C’est d’autant plus dommage que la poésie affleure souvent dans la musique formidable d’Offenbach, servie par un orchestre aux couleurs joliment nuancées. Gilda Pungier dirige à la fois le chœur et l’ensemble instrumental avec une énergie communicative mais sait basculer d’une rythmique endiablée à la délicatesse d’un moment de poésie. La rencontre entre Pâris et Hélène, ou encore l’ouverture du second acte sont tout à fait remarquables à cet égard. Le chœur, quant à lui, mérite une mention particulière ; très sollicités par la partition, ses membres sont parfaitement au point et dessinent des silhouettes bien individualisées tout en adhérant pleinement à la fantaisie du propos. Mention particulière pour l’ensemble « vil séducteur » en mode Aka, proprement hilarant.

 

Le plateau vocal est homogène et de très bonne tenue. Julie Robard-Gendre campe une Hélène de grande classe, femme moderne, sûre de ses désirs lorsqu’elle fait passer à Pâris un véritable casting, lui demandant de se présenter face, profil et trois-quarts. Dans un XIXe siècle corseté au propre comme au figuré, La Belle Hélène propose un « hymne réjouissant à la liberté et à la sensualité féminine » et son interprète l’incarne avec panache et naturel. Sa voix est ronde, pleine d’aisance avec des graves moelleux même si elle semble presque trop large pour le rôle par instants.
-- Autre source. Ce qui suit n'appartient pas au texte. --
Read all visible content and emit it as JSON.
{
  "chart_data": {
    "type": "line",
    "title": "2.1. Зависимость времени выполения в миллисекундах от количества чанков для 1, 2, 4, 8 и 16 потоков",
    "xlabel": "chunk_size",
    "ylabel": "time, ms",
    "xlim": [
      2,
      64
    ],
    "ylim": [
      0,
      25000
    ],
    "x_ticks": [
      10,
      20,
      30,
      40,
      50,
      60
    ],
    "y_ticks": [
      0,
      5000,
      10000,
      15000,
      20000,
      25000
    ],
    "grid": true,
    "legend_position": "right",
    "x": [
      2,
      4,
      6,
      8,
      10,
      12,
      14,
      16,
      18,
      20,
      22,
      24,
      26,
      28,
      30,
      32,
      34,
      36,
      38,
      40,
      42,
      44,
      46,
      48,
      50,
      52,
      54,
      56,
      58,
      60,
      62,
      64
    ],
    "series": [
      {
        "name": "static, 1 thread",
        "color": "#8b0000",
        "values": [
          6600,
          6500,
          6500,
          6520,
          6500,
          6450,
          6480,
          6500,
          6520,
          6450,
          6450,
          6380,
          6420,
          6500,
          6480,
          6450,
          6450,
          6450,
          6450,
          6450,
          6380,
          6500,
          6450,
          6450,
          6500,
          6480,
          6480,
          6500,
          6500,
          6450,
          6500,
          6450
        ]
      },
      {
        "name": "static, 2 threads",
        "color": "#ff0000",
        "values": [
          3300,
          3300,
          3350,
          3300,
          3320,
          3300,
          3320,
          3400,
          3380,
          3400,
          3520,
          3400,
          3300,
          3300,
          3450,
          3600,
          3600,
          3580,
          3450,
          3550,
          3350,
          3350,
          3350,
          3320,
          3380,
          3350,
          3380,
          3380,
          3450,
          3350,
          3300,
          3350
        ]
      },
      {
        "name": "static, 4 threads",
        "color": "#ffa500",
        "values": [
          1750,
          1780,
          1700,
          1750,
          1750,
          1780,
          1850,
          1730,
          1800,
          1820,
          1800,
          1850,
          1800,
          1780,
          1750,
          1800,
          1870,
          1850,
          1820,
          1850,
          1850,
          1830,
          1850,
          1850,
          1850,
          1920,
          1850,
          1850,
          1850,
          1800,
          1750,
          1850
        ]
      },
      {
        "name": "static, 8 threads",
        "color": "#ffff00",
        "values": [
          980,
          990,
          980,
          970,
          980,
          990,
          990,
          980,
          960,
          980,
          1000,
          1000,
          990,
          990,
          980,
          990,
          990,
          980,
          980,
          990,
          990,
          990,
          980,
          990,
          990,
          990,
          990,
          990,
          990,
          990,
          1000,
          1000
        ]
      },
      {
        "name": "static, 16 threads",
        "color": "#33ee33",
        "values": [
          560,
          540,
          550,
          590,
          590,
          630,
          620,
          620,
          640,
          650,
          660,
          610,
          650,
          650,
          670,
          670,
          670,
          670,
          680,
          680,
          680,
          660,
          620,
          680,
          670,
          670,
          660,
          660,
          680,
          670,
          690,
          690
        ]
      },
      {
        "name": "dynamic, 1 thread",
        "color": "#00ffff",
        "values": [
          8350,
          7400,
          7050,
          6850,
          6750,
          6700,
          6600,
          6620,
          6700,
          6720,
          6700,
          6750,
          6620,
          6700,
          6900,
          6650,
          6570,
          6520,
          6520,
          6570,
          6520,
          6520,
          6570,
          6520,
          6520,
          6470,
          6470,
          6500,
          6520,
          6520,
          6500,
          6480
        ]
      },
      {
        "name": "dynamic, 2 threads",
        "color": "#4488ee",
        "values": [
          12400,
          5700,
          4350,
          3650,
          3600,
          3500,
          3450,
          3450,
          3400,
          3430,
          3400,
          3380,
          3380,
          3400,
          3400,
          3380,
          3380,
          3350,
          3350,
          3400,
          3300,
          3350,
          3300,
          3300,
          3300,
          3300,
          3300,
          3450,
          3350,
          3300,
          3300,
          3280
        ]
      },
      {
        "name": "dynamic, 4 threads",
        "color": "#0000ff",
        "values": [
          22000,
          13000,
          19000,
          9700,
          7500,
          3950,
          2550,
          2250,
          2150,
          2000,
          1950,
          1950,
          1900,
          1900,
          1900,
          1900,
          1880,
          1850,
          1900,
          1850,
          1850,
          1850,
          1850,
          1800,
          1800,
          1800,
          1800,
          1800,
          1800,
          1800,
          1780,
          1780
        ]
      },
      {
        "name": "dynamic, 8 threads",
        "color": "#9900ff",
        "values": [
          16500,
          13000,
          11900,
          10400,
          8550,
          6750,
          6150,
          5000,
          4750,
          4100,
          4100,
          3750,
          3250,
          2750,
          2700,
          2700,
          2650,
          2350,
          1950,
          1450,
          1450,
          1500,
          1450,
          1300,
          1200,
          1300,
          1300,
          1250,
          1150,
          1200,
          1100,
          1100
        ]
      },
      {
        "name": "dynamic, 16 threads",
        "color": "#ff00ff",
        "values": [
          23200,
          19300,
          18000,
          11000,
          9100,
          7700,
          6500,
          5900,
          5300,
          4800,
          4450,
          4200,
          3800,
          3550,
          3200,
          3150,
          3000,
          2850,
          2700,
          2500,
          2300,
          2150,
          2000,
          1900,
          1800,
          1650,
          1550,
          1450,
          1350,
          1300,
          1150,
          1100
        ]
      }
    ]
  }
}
L’autre mezzo-soprano de la distribution, l’Oreste travesti de Marie-Paule Bonnemason, déploie sa gouaille avec une énergie scénique et vocale communicative.

Marc Larcher est un Pâris solaire, dont un ou deux aigus manquent peut-être de liberté dans la seconde partie du spectacle mais dont le timbre chaud et la prestance font merveille.

Olivier Hernandez s’en donne à cœur joie dans son incarnation de cocu bovin et la voix de fausset dont il affuble son Ménélas est assez irrésistible. Le groupe des autres «  rois de la Grèce » est au diapason avec, les deux Ajax déguisés en Dupont et Dupond ou surtout l’excellent Calchas de Valery Rodriguez qui, ne force pas la caricature et outre de jolis graves nous gratifie d’un grand écart … qui laisse sans voix !

 

En dépit de quelques faiblesses – les lumières, la diction des solistes qui peine parfois à passer l’orchestre et fait craindre à l’auditeur de manquer un bon mot – la poésie loufoque de l’ensemble du spectacle emporte l’adhésion. Pour la dernière représentation à l’opéra de Rennes, la salle était comble, le public n’a pas laissé une bouchée de son dessert.